Ön yargının insanın biyolojik yapısında olup olmadığını tam anlamıyla kimse açıklık getiremez. Bu tutum doğuştan gelen ve yabancı insanlara düşmanca davranışlar sergileyerek ailemizi, kabilemizi ya da ırkımızı kayırmamızı sağlayan, biyolojik bir hayatta kalma mekanizması olabilir. Buna rağmen insanların yaratılışları gereği, sıcakkanlı, açık ve iş birliği yapmaya eğilimli olduğu da bir gerçektir.
Sosyal psikologlar arasında insanların doğal olarak ön yargılı olup olmadığı konusunda tam olarak bir fikir birliğine varmasalar da ön yargının ayrıntılarını öğrenme konusunda hem fikir olduklarını söyleyebiliriz. Ön yargının nedenlerine yönelik ilk açıklamayı bilgiyi işleme ve düzenleme şeklimizin kaçınılma bir ürünü olduğu üzerine yapabiliriz, yani diğer bir deyişle insanların sosyal bilişinin karanlık yüzüdür.

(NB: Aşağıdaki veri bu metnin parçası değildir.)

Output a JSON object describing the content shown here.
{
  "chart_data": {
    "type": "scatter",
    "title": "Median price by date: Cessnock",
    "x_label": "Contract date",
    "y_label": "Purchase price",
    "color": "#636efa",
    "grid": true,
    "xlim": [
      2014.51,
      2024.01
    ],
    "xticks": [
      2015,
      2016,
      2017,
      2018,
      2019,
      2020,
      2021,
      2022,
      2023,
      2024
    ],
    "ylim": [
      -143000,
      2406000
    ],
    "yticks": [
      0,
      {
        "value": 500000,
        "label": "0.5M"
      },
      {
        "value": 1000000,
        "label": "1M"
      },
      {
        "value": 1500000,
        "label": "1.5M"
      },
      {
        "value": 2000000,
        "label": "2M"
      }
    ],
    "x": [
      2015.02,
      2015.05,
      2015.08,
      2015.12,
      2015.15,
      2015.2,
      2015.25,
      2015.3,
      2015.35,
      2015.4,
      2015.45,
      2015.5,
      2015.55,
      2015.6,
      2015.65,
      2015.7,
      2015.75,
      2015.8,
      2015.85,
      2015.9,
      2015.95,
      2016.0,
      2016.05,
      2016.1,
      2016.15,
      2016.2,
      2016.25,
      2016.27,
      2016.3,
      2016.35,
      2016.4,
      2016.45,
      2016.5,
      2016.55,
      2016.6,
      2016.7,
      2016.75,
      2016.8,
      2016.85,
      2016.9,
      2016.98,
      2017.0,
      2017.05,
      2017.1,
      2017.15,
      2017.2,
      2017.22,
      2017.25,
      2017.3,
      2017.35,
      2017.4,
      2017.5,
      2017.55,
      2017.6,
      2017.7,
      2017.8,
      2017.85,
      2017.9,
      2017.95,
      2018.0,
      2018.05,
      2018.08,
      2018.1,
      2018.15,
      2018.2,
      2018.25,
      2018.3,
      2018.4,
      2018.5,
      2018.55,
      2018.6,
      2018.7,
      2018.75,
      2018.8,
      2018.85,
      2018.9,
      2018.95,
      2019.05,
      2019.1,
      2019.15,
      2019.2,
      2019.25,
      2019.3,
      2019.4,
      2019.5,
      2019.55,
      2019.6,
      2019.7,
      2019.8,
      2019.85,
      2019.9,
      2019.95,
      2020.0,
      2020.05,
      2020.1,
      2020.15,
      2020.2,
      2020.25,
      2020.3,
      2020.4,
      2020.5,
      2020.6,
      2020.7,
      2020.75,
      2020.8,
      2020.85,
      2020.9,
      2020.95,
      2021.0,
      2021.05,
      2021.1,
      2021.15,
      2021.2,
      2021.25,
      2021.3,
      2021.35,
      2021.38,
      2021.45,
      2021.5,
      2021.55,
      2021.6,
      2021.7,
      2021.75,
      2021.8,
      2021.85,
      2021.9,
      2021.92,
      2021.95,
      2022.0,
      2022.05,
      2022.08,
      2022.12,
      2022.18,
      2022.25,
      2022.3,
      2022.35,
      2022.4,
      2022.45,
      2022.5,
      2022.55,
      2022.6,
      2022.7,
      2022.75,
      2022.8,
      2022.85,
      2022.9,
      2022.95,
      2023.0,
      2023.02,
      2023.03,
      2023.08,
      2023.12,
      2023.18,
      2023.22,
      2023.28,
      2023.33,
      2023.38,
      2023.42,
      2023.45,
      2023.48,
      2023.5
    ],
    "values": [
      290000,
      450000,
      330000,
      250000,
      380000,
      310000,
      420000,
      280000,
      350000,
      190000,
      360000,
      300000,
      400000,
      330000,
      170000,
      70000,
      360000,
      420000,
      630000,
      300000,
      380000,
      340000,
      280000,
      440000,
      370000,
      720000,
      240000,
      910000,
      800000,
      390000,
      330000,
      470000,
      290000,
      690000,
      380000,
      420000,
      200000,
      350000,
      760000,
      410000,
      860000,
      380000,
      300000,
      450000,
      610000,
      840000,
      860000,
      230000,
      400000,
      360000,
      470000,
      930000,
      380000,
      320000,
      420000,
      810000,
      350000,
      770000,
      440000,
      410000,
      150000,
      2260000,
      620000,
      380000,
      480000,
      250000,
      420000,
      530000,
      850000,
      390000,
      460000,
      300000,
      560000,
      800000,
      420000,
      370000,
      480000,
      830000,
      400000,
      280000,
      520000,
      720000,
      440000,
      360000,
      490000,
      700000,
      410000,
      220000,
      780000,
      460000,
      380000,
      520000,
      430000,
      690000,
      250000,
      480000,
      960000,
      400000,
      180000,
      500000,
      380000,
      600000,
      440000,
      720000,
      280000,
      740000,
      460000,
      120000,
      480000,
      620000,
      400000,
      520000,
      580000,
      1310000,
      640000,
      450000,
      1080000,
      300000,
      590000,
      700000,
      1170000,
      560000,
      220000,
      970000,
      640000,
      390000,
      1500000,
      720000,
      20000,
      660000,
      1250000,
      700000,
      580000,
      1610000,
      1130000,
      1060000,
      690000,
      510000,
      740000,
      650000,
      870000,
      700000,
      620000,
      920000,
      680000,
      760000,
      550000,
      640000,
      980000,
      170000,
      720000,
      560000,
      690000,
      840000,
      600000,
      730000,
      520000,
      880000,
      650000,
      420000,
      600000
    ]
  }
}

Bilgileri kategorize edip gruplandırma, şemalar oluşturma ve bunları yeni ve değişik bilgileri yorumlarken kullanma, potansiyel olarak doğru olmayan kestirme yollara başvurma eğilimimiz, yani bir başka deyişle sosyal bilişin bütün bu yönleri olumsuz streotipler oluşturmamıza ve bunları ayrımcılık yapan bir şekilde uygulamamıza yol açabilir. Örneğin ön yargının ilk adımı, grupların yaratılması, yani belirli karakteristiklere dayanarak bazı insanları bir gruba koyarak, başkalarını da farklı karakteristiklere dayandırarak başka bir gruba koymaktır. Bir diğer adım ise iç-grup yanlılığının yanı sıra sosyal kategorizasyonun bir diğer sonucu olan hepsi birbirine benziyor inancı yani dış-grup homojenliği olarak adlandırılan algıdır.
Dış-Grup Homojenliği: Dış-grup üyelerinin birbirlerine gerçekte olduğundan daha fazla benzediği (yani homojen oldukları) ve iç-grup üyelerine oranla birbirlerine daha fazla benzedikleri algısıdır.